3. Runoff from copper will act as an electrolyte and cause rapid galvanic corrosion of a metallic coating. Rooftop equipment that includes copper lines that will drip onto the roof should be avoided.
4. Although coastal applications are common, exposure to salt should be limited due to corrosion. For this reason, metallic coatings in coastal environments can be expected to have a somewhat shorter service life. Some manufacturers of metal roof panels will limit or not offer a warranty for projects located at the coast. If a warranty is considered important, this is a topic that should be addressed early in the planning stages of a project.
5. Aluminum and aluminum coatings are sensitive to graphite. In a wet climate, a heavy graphite pencil mark can corrode metallic coatings containing aluminum in as little as two to three years. The process will take slightly longer in drier climates.
Metallic coatings of many varieties have demonstrated years of successful performance on a wide variety of applications. Advances in technology have resulted in a wide selection of metallic coating options for building owners, architects, and roofing contractors. Each successful project should include a conscientious effort to match to the metal roofing components with the desired appearance and function of the building. However, as with most construction projects, proper material selection and attention to detail remain key to long term performance. MR
1 Architectural and Low Slope Metal Roofing Systems, Roofing Industry Educational Inst. (RIEI), Feb. 1999.
2 Robert M. Haddock, “Metal Roofing From A (Aluminum) To Z (Zinc),” RSI Magazine, Sept. 1992.
3 Galvalume Sheet Producers of North America, Galvalume Standing Seam Roofs: 20+ Years of Proven Performance, June 1995.
Galvalume® is a trademark of BIEC International Inc.
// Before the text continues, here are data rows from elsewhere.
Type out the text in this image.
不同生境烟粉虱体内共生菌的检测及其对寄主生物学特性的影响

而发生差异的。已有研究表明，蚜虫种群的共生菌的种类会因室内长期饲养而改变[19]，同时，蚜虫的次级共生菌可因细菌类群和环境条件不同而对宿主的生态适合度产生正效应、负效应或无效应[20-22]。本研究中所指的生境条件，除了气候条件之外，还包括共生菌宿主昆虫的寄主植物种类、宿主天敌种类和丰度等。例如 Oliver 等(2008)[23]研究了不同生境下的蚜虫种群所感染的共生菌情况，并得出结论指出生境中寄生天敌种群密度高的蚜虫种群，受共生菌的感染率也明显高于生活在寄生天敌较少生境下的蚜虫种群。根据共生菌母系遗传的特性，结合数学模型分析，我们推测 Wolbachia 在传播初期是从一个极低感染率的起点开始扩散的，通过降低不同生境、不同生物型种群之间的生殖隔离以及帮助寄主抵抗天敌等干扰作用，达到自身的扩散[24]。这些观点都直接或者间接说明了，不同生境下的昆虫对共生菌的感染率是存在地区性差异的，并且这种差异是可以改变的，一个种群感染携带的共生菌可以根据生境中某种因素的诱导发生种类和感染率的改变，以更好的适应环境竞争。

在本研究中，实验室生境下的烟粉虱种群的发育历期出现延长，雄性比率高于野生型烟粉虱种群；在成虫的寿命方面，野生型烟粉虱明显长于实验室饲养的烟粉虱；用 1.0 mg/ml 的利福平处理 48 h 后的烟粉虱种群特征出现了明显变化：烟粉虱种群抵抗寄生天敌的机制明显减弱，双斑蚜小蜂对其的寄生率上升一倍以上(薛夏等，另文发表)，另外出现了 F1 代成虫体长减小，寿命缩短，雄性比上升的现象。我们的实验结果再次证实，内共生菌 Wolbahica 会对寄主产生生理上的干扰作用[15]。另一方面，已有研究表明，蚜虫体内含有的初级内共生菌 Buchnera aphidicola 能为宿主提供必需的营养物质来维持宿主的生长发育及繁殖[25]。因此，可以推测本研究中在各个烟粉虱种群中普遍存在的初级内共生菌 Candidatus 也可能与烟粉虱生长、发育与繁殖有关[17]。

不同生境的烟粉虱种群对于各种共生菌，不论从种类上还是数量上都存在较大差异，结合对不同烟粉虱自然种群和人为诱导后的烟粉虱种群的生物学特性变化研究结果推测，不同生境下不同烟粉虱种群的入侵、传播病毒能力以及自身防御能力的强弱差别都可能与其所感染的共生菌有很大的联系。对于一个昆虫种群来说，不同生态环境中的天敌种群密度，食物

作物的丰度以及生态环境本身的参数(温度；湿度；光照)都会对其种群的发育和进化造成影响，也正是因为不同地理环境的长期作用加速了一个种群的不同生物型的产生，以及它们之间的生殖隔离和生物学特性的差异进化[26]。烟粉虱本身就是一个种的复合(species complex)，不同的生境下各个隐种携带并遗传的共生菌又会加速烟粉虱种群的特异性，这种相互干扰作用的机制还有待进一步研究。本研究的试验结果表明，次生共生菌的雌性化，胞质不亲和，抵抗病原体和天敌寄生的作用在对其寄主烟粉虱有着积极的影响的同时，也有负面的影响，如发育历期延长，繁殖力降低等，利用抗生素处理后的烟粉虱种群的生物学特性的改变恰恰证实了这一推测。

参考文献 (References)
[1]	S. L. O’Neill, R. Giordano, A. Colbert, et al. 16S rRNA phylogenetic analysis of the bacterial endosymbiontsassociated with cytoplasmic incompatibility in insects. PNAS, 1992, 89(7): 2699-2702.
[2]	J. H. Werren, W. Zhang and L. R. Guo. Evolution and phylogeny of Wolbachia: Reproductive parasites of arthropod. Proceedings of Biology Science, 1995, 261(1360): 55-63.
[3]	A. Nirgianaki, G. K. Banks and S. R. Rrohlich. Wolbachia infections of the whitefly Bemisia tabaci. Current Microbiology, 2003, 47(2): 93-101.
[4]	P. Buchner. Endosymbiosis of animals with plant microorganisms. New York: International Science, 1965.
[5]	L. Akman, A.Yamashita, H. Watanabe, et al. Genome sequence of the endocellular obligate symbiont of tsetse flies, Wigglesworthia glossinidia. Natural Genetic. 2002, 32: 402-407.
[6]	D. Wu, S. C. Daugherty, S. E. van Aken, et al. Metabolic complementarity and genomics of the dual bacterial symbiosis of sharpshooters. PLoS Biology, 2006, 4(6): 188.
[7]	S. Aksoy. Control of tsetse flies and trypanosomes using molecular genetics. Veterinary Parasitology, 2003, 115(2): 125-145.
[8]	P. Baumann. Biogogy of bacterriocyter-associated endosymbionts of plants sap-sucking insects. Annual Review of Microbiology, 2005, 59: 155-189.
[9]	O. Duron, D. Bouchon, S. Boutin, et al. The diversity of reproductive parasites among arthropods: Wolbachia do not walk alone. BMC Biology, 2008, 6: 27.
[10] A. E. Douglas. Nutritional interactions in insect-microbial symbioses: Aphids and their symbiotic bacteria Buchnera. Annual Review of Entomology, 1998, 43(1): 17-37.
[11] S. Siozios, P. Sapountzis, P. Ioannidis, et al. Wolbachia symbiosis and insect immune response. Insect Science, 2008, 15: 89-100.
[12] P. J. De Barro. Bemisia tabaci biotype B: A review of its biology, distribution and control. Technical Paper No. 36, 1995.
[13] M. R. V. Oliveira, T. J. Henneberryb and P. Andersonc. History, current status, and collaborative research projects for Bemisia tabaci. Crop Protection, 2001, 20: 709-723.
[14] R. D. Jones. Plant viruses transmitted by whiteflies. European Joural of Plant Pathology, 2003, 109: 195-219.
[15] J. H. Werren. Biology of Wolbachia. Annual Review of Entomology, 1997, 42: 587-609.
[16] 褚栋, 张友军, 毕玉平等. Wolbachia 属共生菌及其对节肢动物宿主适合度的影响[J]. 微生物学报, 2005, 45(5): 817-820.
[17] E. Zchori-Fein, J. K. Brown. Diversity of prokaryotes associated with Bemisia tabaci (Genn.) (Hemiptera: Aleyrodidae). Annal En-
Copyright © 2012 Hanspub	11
Derek A. Hodgin has 30 years of experience as an engineering consultant and is responsible for facility condition inspections, failure analysis, damage assessments, and forensic engineering investigations of all types of structures. His experience includes failure analysis of a wide variety of building enclosures and roof systems. He has investigated and testified regarding the performance of various building products including fire retardant treated (FRT) wood, exterior insulation and finish systems (EIFS), hardboard siding and trim. Derek has also designed, permitted and investigated failures of civil and coastal projects such as residential and commercial developments, marinas, docks, shoreline stabilization and retaining systems, basin and channel dredging. A large part of his projects have included analysis of deficient construction cases including roofs, exterior walls, windows, doors, structural framing, civil site work and building code review. He has investigated and testified regarding various types of personal injury cases including slip/trip and fall, railing failures, swing collapse and ladder accidents. Derek has performed engineering assessments of hurricane, tornado, hail, wind, ice and fire-related damages for a wide variety of commercial and residential structures in the United States and Caribbean.